Banks offer support to flood-hit farm businesses

Some banks and building societies are offering financial support to agricultural customers affected by recent storms and flooding, including interest-free temporary loans and overdrafts.

Farm businesses hit by flooding should contact their local bank representative to find out if they may be eligible for any support measures.

For example, NatWest Bank is offering affected customers loan repayment holidays, interest rate reductions, overdraft facilities, and temporary emergency loans with no fees.

See also: Flood-hit farmers and households to receive financial support

It is also offering support and advice from specialist bank staff on financing strategies and working capital.

Ian Burrow, head of agriculture at NatWest, said: “The disruption caused by the flooding has the potential to significantly impact planting and crop rotations.

“This is why we encourage customers to discuss the impact on their individual business with their manager to establish if it might be appropriate to consider altering the bank facilities they have in place.”

Similar schemes are often provided by banks, with Barclays having previously provided support to farm businesses affected by flooding through its adverse weather fund.

Lloyds Banking Group has also in the past provided fee-free lending to farm businesses affected by flooding.

Government funding of up to £25,000 has also been made available through the Farming Recovery Fund.

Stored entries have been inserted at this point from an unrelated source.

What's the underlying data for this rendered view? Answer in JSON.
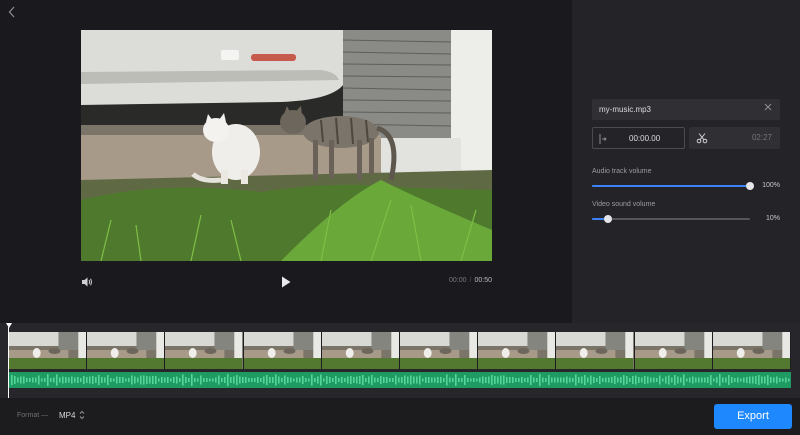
{
  "player": {
    "current_time": "00:00",
    "separator": "/",
    "total_time": "00:50"
  },
  "audio_panel": {
    "file_name": "my-music.mp3",
    "start_time": "00:00.00",
    "end_time": "02:27",
    "audio_track_label": "Audio track volume",
    "audio_track_value": "100%",
    "audio_track_level": 1.0,
    "video_sound_label": "Video sound volume",
    "video_sound_value": "10%",
    "video_sound_level": 0.1
  },
  "timeline": {
    "frame_count": 10
  },
  "footer": {
    "format_label": "Format —",
    "format_value": "MP4",
    "export_label": "Export"
  },
  "colors": {
    "accent": "#1e88ff",
    "slider_fill": "#3b82f6",
    "audio_track": "#1f9a63",
    "audio_wave": "#55d69a"
  },
  "icons": {
    "back": "chevron-left-icon",
    "volume": "speaker-icon",
    "play": "play-icon",
    "close": "close-icon",
    "start_marker": "start-marker-icon",
    "cut": "scissors-icon",
    "format_toggle": "chevron-up-down-icon"
  }
}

Mark Chatterton, director and head of agriculture at accountancy firm Duncan and Toplis, said: “We thought 2019 was bad – the worst flooding for many, many years – but this truly is unprecedented.

“Fields will now need to be drilled with a spring crop, but available seed is in very short supply: costs of £800/t rather than £300/t are being quoted for spring wheat and barley, for instance.

“Some farmers may have their own seed that can be dressed, but most will not have this luxury because few farms grew spring varieties in 2023.”

Mr Chatterton advised farmers to create a new cashflow forecast, work out the effect the situation will have for the next two years, and find ways to reduce costs throughout this period.

“This might mean putting off capital investments in property or carrying out non-urgent repairs, and farmers should also look to draw on their private capital.

“Meanwhile, tax planning will be important because there will be large bills to pay on last year’s more successful harvest,” he added.